You clearly do not understand law at all, because what you posted is quite incorrect. And if you could read English you'd know the Constitution does not forbid secession.
And the SCOTUS has ruled many things to be later overturned as biased, false decisions. Seperate but equal, for instance...
Not many at all. If and when the Supreme Court takes up the issue of secession in the future (don't hold your breath) they might reverse themselves, but until then states do not have the unilateral right to secede.
That's actually pretty standard in any contract. The parties are bound by their agreement unless they mutually agree to modify it. The essence of a contract.
I agree 100%.
I have a question for the Traitors that want to tear this nation apart, what is stopping you, go for it, let's get this done once and for all, are you feeling lucky? Why is it I have the feeling you are a bunch of cowards that would pee themselves if confronted with a real fight. Any of you ever serve in the military, in combat, for a police department? I doubt many, if any, of you have; you are armchair warriors at best, loudmouth cowards most likely and definitely Traitors.
I know the meaning and I understand that some want to incorrectly interpret Texas v White. The decision hinged upon secession being unconstitutional. It was a necessary finding to support the decision and therefore not judicial dictum.
I know the meaning and I understand that some want to incorrectly interpret Texas v White. The decision hinged upon secession being unconstitutional. It was a necessary finding to support the decision and therefore not judicial dictum.
Nope, it's widely accepted the commentary on secession is dicta. The only binding, precedent setting portion of the case was the brief, actual, decision that I quoted earlier, which made no reference to secession. The rest was dicta. I researched this heavily as it was my final, major paper, in my college days. Read many, many articles written by lawyers over the years...it's dicta. Just like most of the Heller decision on guns was dicta, commentary on how they came to their decision but non-binding itself. Read any case from the SCOTUS and it's the same way, lots of dicta explaining how they came to their decision, and sometimes, even going way off topic (for instance, in Heller: discussing the history of militias, machineguns, concealed carry versus open carry, and so forth, when the decision itself was only about the handgun ban in DC).
And the dissenting justices in TX v. White thoroughly tore apart Chase's argument, regarding the status of TX. The court under Chase acted as though TX never left the union and was still a state like any other, yet, at the same time and well into the 1870's, TX was treated by the federal government as a territory, not a state. Can't have it both ways...was TX always a state after its original statehood or not?
"DICTUM, practice. Dicta are judicial opinions expressed by the judges on points that do not necessarily arise in the case."

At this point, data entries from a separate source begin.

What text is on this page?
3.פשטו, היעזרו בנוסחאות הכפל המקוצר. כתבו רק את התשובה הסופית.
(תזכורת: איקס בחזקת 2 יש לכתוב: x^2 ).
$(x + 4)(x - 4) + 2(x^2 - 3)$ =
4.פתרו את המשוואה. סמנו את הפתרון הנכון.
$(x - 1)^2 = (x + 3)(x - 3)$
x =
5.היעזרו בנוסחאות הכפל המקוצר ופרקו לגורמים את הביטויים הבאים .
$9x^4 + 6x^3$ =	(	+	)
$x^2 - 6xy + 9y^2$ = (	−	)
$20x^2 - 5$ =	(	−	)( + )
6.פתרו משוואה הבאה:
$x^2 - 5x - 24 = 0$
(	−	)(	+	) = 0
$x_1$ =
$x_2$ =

"2. Dicta are regarded as of little authority, on account of the manner in which they are delivered; it frequently happening that they are given without much reflection, at the bar, without previous examination. "If," says Huston, J., in Frants v. Brown, 17 Serg. & Rawle, 292, "general dicta in cases turning on special circumstances are to be considered as establishing the law, nothing is yet settled, or can be long settled." "What I have said or written, out of the case trying," continues the learned judge, "or shall say or write, under such circumstances, maybe taken as my opinion at the time, without argument or full consideration; but I will never consider myself bound by it when the point is fairly trying and fully argued and considered. And I protest against any person considering such obiter dicta as my deliberate opinion." And it was considered by another learned judge. Mr. Baron Richards, to be a "great misfortune that dicta are taken down from judges, perhaps incorrectly, and then cited as absolute propositions." 1 Phillim. Rep. 1406; S. C. 1 Eng. Ecc. R. 129; Ram. on Judgm. ch. 5, p. 36; Willes' Rep. 666; 1 H. Bl. 53-63; 2 Bos. & P. 375; 7 T. R. 287; 3 B. & A. 341; 2 Bing. 90. The doctrine of the courts of France on this subject is stated in 11 Toull. 177, n. 133."